Salivary proteomics for oral cancer biomarker discovery

Abstract

Purpose: This study aims to explore the presence of informative protein biomarkers in the human saliva proteome and to evaluate their potential for detection of oral squamous cell carcinoma (OSCC).

Experimental design: Whole saliva samples were collected from patients (n = 64) with OSCC and matched healthy subjects (n = 64). The proteins in pooled whole saliva samples of patients with OSCC (n = 16) and matched healthy subjects (n = 16) were profiled using shotgun proteomics based on C4 reversed-phase liquid chromatography for prefractionation, capillary reversed-phase liquid chromatography with quadruple time-of-flight mass spectrometry, and Mascot sequence database searching. Immunoassays were used for validation of the candidate biomarkers on a new group of OSCC (n = 48) and matched healthy subjects (n = 48). Receiver operating characteristic analysis was exploited to evaluate the diagnostic value of discovered candidate biomarkers for OSCC.

Results: Subtractive proteomics revealed several salivary proteins at differential levels between the OSCC patients and matched control subjects. Five candidate biomarkers were successfully validated using immunoassays on an independent set of OSCC patients and matched healthy subjects. The combination of these candidate biomarkers yielded a receiver operating characteristic value of 93%, sensitivity of 90%, and specificity of 83% in detecting OSCC.

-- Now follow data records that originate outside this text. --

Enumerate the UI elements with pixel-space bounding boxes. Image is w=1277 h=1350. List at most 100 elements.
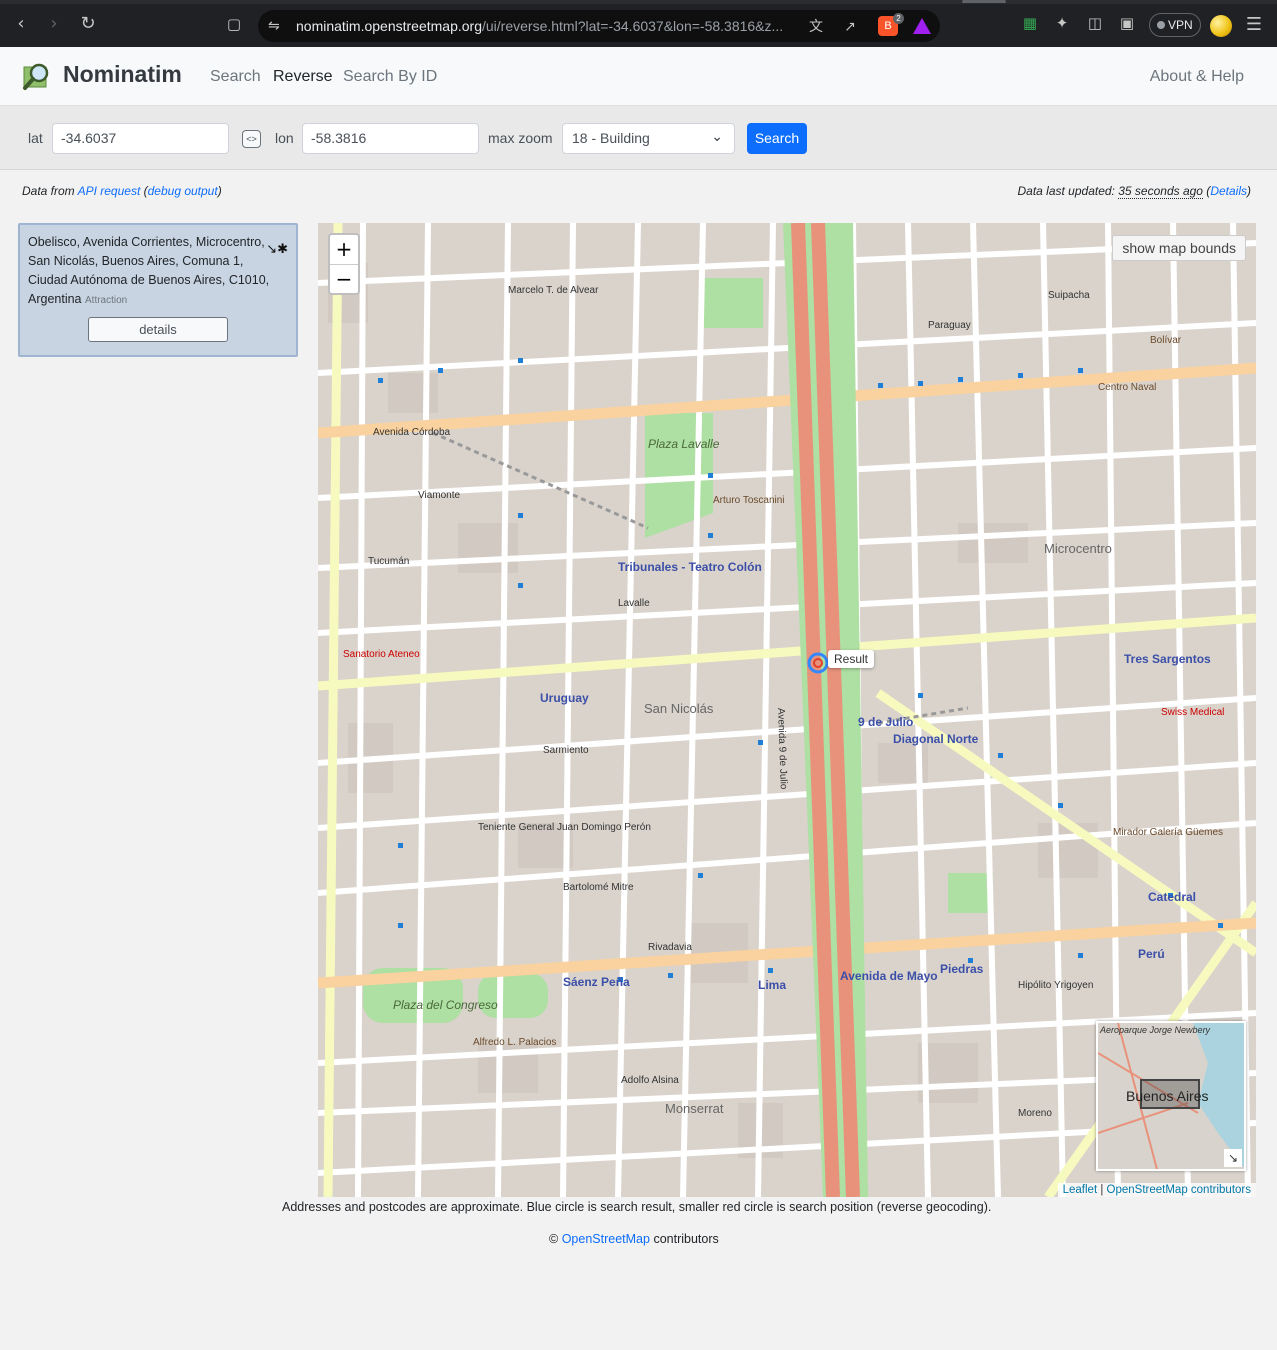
lat-input[interactable]: -34.6037 (52, 123, 229, 154)
sidebar-icon[interactable]: ◫ (1085, 14, 1105, 34)
map-label: Viamonte (418, 490, 461, 501)
sheets-extension-icon[interactable]: ▦ (1020, 14, 1040, 34)
nav-search-by-id[interactable]: Search By ID (343, 68, 437, 86)
site-settings-icon[interactable]: ⇋ (268, 17, 280, 34)
max-zoom-select[interactable]: 18 - Building ⌄ (562, 123, 735, 154)
lon-label: lon (275, 130, 294, 146)
map-label: Mirador Galería Güemes (1113, 827, 1223, 838)
map-label: Diagonal Norte (893, 732, 979, 746)
map-label: Perú (1138, 947, 1165, 961)
map-label: Sáenz Peña (563, 975, 630, 989)
forward-icon[interactable]: › (43, 13, 65, 35)
map-label: Avenida de Mayo (840, 969, 938, 983)
expand-arrows-icon[interactable]: ↘✱ (266, 241, 288, 257)
result-type: Attraction (85, 295, 128, 306)
map-label: Piedras (940, 962, 984, 976)
vpn-button[interactable]: VPN (1149, 13, 1201, 37)
last-updated-line: Data last updated: 35 seconds ago (Detai… (1017, 184, 1251, 199)
zoom-out-button[interactable]: − (330, 265, 358, 294)
map-label: 9 de Julio (858, 715, 913, 729)
profile-avatar[interactable] (1210, 15, 1232, 37)
brand-title[interactable]: Nominatim (63, 61, 182, 88)
extensions-puzzle-icon[interactable]: ✦ (1052, 14, 1072, 34)
map-label: Teniente General Juan Domingo Perón (478, 822, 651, 833)
map-label: Alfredo L. Palacios (473, 1037, 556, 1048)
address-bar[interactable]: ⇋ nominatim.openstreetmap.org/ui/reverse… (258, 10, 940, 42)
swap-coordinates-button[interactable]: <> (242, 130, 261, 148)
minimap-toggle-icon[interactable]: ↘ (1224, 1149, 1242, 1167)
reverse-search-form: lat -34.6037 <> lon -58.3816 max zoom 18… (0, 106, 1277, 170)
last-updated-label: Data last updated: (1017, 184, 1115, 198)
chevron-down-icon: ⌄ (711, 128, 723, 144)
map-label: Plaza Lavalle (648, 437, 720, 451)
bookmark-icon[interactable]: ▢ (223, 13, 245, 35)
map-label: San Nicolás (644, 701, 714, 716)
minimap-label: Buenos Aires (1126, 1088, 1209, 1104)
map-label: Bolívar (1150, 335, 1182, 346)
brave-rewards-icon[interactable] (913, 18, 931, 34)
map-label: Plaza del Congreso (393, 998, 498, 1012)
url-host: nominatim.openstreetmap.org (296, 18, 482, 34)
approximation-note: Addresses and postcodes are approximate.… (282, 1200, 992, 1214)
map-label: Lavalle (618, 598, 650, 609)
attribution-separator: | (1097, 1184, 1107, 1196)
url-text[interactable]: nominatim.openstreetmap.org/ui/reverse.h… (296, 18, 796, 34)
data-from-text: Data from (22, 184, 75, 198)
result-popup[interactable]: Result (828, 650, 875, 668)
browser-toolbar: ‹ › ↻ ▢ ⇋ nominatim.openstreetmap.org/ui… (0, 0, 1277, 47)
copyright-sign: © (549, 1232, 559, 1246)
map-label: Tucumán (368, 556, 409, 567)
api-request-link[interactable]: API request (78, 184, 141, 198)
map-label: Moreno (1018, 1108, 1052, 1119)
search-button[interactable]: Search (747, 123, 807, 154)
map-label: Bartolomé Mitre (563, 882, 634, 893)
show-map-bounds-button[interactable]: show map bounds (1112, 235, 1246, 261)
copyright-line: © OpenStreetMap contributors (549, 1232, 719, 1246)
vpn-label: VPN (1168, 18, 1193, 32)
nominatim-logo-icon[interactable] (22, 61, 52, 91)
max-zoom-value: 18 - Building (572, 130, 650, 146)
lon-input[interactable]: -58.3816 (302, 123, 479, 154)
osm-contributors-link[interactable]: OpenStreetMap contributors (1107, 1184, 1251, 1196)
active-tab-indicator[interactable] (962, 0, 1006, 3)
map-label: Paraguay (928, 320, 971, 331)
zoom-in-button[interactable]: + (330, 235, 358, 264)
map-attribution: Leaflet | OpenStreetMap contributors (1057, 1183, 1256, 1197)
details-button[interactable]: details (88, 317, 228, 342)
result-address-text: Obelisco, Avenida Corrientes, Microcentr… (28, 235, 270, 306)
map-label: Sarmiento (543, 745, 589, 756)
map-label: Tres Sargentos (1124, 652, 1211, 666)
data-source-line: Data from API request (debug output) (22, 184, 222, 198)
map-label: Arturo Toscanini (713, 495, 785, 506)
wallet-icon[interactable]: ▣ (1117, 14, 1137, 34)
site-header: Nominatim Search Reverse Search By ID Ab… (0, 47, 1277, 106)
map-label: Lima (758, 978, 786, 992)
map-label: Sanatorio Ateneo (343, 649, 420, 660)
back-icon[interactable]: ‹ (10, 13, 32, 35)
openstreetmap-link[interactable]: OpenStreetMap (562, 1232, 650, 1246)
status-details-link[interactable]: Details (1210, 184, 1247, 198)
map-label: Suipacha (1048, 290, 1090, 301)
map-label: Microcentro (1044, 541, 1112, 556)
nav-about-help[interactable]: About & Help (1150, 68, 1244, 86)
debug-output-link[interactable]: debug output (148, 184, 218, 198)
minimap[interactable]: Aeroparque Jorge Newbery Buenos Aires ↘ (1096, 1021, 1246, 1171)
nav-reverse[interactable]: Reverse (273, 68, 333, 86)
result-card[interactable]: Obelisco, Avenida Corrientes, Microcentr… (18, 223, 298, 357)
result-address: Obelisco, Avenida Corrientes, Microcentr… (28, 233, 270, 310)
map-label: Marcelo T. de Alvear (508, 285, 599, 296)
brave-shields-icon[interactable]: B2 (878, 13, 904, 36)
leaflet-link[interactable]: Leaflet (1063, 1184, 1098, 1196)
map-view[interactable]: Avenida Córdoba Viamonte Tucumán Lavalle… (318, 223, 1256, 1197)
reload-icon[interactable]: ↻ (77, 13, 99, 35)
url-path: /ui/reverse.html?lat=-34.6037&lon=-58.38… (482, 18, 784, 34)
menu-icon[interactable]: ☰ (1244, 14, 1264, 34)
map-label: Catedral (1148, 890, 1196, 904)
map-label: Tribunales - Teatro Colón (618, 560, 762, 574)
translate-icon[interactable]: 文 (806, 16, 826, 36)
map-label: Monserrat (665, 1101, 724, 1116)
max-zoom-label: max zoom (488, 130, 553, 146)
contributors-text: contributors (653, 1232, 719, 1246)
nav-search[interactable]: Search (210, 68, 261, 86)
share-icon[interactable]: ↗ (840, 16, 860, 36)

Conclusion: Patient-based saliva proteomics is a promising approach to searching for OSCC biomarkers. The discovery of these new targets may lead to a simple clinical tool for the noninvasive diagnosis of oral cancer. Long-term longitudinal studies with large populations of individuals with oral cancer and those who are at high risk of developing oral cancer are needed to validate these potential biomarkers.

Fig. 1

Subtractive proteomics and 2-DE profiling of proteins in pooled WS samples from 16 OSCC or 16 matched control subjects. A, the intact proteins in each pooled sample were initially prefractionated using C4 reversed-phase LC. In total, 35 fractions were collected from each pooled sample and proteins in each fraction were reduced, alkylated, and digested using trypsin. The resulting peptides were analyzed using capillary LC-QqTOF MS/MS. B, database searching using Mascot was carried out to identify a total of 461proteins from OSCC subjects and 438 proteins from the matched control subjects. Most proteins (n = 409) overlap between the disease and control samples. However, 52 proteins were only found in OSCC, whereas 29 proteins were only identified in the healthy subjects. C, 2-DE patterns of WS proteins from the same pooled cancer and control subjects. The circled spots were identified to be PIGR, which is a down-regulated glycoprotein in OSCC.

Fig. 2

A, validation of five candidate biomarkers (M2BP, MRP14, CD59, catalase, and profilin) between OSCC (n = 48) and matched control (n = 48) subjects. MRP14, CD59, catalase, and profilin were measured by Western blotting and normalized against corresponding actin levels, whereas M2BP was measured with ELISA (μg/mL). B, ROC analysis based on the validation results of these five candidate markers. The area under the curve (AUC) was determined as 0.93. The sensitivity and specificity were 90% and 83%, respectively.